Gillen’s suggestion that Howard Bowen’s revenue theory of cost would provide a better model is not at all appealing to us. In fact, Gillen’s own discussion of the revenue theory illustrates how it is internally inconsistent. One of Bowen’s Laws is “Each institution raises all the money it can.” Yet Gillen says, “But their goal is not revenue maximization.” In other words, to use this theory, one has to violate one of its laws.

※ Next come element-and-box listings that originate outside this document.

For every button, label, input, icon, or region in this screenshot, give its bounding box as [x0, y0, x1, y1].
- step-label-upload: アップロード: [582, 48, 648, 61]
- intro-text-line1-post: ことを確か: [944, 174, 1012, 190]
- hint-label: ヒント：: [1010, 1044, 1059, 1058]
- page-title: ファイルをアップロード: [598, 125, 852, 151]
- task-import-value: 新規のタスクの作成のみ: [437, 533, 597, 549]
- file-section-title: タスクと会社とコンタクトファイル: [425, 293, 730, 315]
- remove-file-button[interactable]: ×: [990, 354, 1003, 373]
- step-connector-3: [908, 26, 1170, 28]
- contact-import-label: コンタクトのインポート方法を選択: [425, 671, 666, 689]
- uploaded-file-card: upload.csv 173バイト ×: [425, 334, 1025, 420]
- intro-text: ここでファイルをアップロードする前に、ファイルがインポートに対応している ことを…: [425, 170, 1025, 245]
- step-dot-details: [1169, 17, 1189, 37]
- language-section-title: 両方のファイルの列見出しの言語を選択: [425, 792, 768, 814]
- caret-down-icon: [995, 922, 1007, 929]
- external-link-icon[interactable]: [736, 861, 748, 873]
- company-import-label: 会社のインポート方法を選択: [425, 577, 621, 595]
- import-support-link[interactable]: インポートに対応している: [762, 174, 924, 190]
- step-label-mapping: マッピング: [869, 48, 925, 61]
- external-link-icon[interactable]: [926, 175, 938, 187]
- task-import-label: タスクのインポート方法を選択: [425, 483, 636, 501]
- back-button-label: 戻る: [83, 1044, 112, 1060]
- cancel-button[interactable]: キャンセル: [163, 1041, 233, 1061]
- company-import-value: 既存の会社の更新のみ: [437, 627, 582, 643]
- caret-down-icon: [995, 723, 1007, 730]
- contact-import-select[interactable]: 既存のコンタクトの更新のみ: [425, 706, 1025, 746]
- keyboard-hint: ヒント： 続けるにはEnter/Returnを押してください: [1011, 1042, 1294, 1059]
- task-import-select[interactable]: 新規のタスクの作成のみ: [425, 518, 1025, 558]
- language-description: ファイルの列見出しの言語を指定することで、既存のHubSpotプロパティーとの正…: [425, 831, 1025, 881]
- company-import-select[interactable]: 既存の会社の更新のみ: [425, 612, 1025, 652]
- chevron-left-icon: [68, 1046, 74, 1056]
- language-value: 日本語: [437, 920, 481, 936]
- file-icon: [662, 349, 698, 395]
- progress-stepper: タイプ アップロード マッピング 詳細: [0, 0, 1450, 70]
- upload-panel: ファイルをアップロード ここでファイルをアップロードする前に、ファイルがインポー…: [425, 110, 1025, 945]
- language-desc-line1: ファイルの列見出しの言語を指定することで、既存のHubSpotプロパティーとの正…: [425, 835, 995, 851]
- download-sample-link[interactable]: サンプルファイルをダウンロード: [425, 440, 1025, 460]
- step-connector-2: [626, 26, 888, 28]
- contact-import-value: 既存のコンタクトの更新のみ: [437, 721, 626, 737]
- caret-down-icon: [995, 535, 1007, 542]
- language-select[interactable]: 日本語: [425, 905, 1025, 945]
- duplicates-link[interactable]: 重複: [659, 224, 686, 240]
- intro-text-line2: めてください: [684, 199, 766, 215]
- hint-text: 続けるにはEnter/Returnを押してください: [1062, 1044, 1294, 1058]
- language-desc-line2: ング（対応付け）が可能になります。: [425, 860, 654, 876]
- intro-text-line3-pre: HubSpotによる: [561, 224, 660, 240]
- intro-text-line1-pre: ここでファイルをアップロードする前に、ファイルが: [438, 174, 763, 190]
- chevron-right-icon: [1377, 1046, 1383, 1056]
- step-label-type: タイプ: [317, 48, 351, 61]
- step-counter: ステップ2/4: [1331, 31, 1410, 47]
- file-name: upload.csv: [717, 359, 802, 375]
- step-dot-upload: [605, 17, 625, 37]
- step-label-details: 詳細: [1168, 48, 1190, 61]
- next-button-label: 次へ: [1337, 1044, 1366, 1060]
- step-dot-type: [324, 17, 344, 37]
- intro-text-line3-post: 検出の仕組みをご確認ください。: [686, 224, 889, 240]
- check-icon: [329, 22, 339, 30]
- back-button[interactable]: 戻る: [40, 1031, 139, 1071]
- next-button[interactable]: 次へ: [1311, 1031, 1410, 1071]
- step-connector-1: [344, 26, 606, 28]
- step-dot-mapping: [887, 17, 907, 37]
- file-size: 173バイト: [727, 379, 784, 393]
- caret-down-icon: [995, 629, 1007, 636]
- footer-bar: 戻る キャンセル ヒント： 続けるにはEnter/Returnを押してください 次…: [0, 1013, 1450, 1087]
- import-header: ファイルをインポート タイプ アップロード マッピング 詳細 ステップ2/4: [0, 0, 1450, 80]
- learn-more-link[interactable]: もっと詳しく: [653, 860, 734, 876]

More generally the revenue theory of costs is based on a tautology. All nonprofit institutions spend as much revenue as they earn. We tested and critiqued the revenue theory in earlier work (“Explaining Increases in Higher Education Costs,” Journal of Higher Education, Vol. 79 [May/June 2008]). In brief, the revenue theory is a higher education specific theory. It claims that the driving factor shaping the long-term evolution of higher education costs is higher education revenue. Yet many other industries display a very similar evolution of cost over time. If higher education revenues are the force driving higher education costs, then it must be a coincidence that costs in many other industries have behaved so similarly. In our view, features the industries share in common likely drive the similar behavior of cost. In our last book on college cost, Why Does College Cost So Much?(Oxford University Press, 2011), we show that the industries whose price growth looks most similar to higher education tend to be personal services, not goods, and most personal services have experienced very slow labor productivity growth.
The tendency for service prices to grow more rapidly than goods prices is well known. It can be traced back to the work of David Ricardo in the 19th century, and in higher education it’s called Baumol’s cost “disease.” (See William Baumol and Sue Anne Blackman, “How to Think About Rising College Cost,” Planning for Higher Education, Vol. 23 [Summer 1995]). Any industry that experiences slower productivity growth than the national average is likely to experience higher than average price growth because that industry still must pay national wage rates for its labor, but without the cost-reducing benefit of high productivity growth.
Second, in many personal services the workforce is highly educated compared to the national average. This is quite true in higher education. When the premium on educated workers is growing, all industries with a highly educated labor force face extra cost pressures. The wage premium on college-educated labor has grown steadily since the early 1980s. Lastly, many personal service industries do not just adopt new technology when it lowers cost. They are driven to adopt new techniques because their service must evolve to meet new needs, even if this raises cost. In higher education, much like in medicine, an evolving standard of care drives the adoption of new and often expensive technologies. These three broad economic forces that have reshaped the global economy offer a story for why higher education costs have risen more rapidly than the overall inflation rate.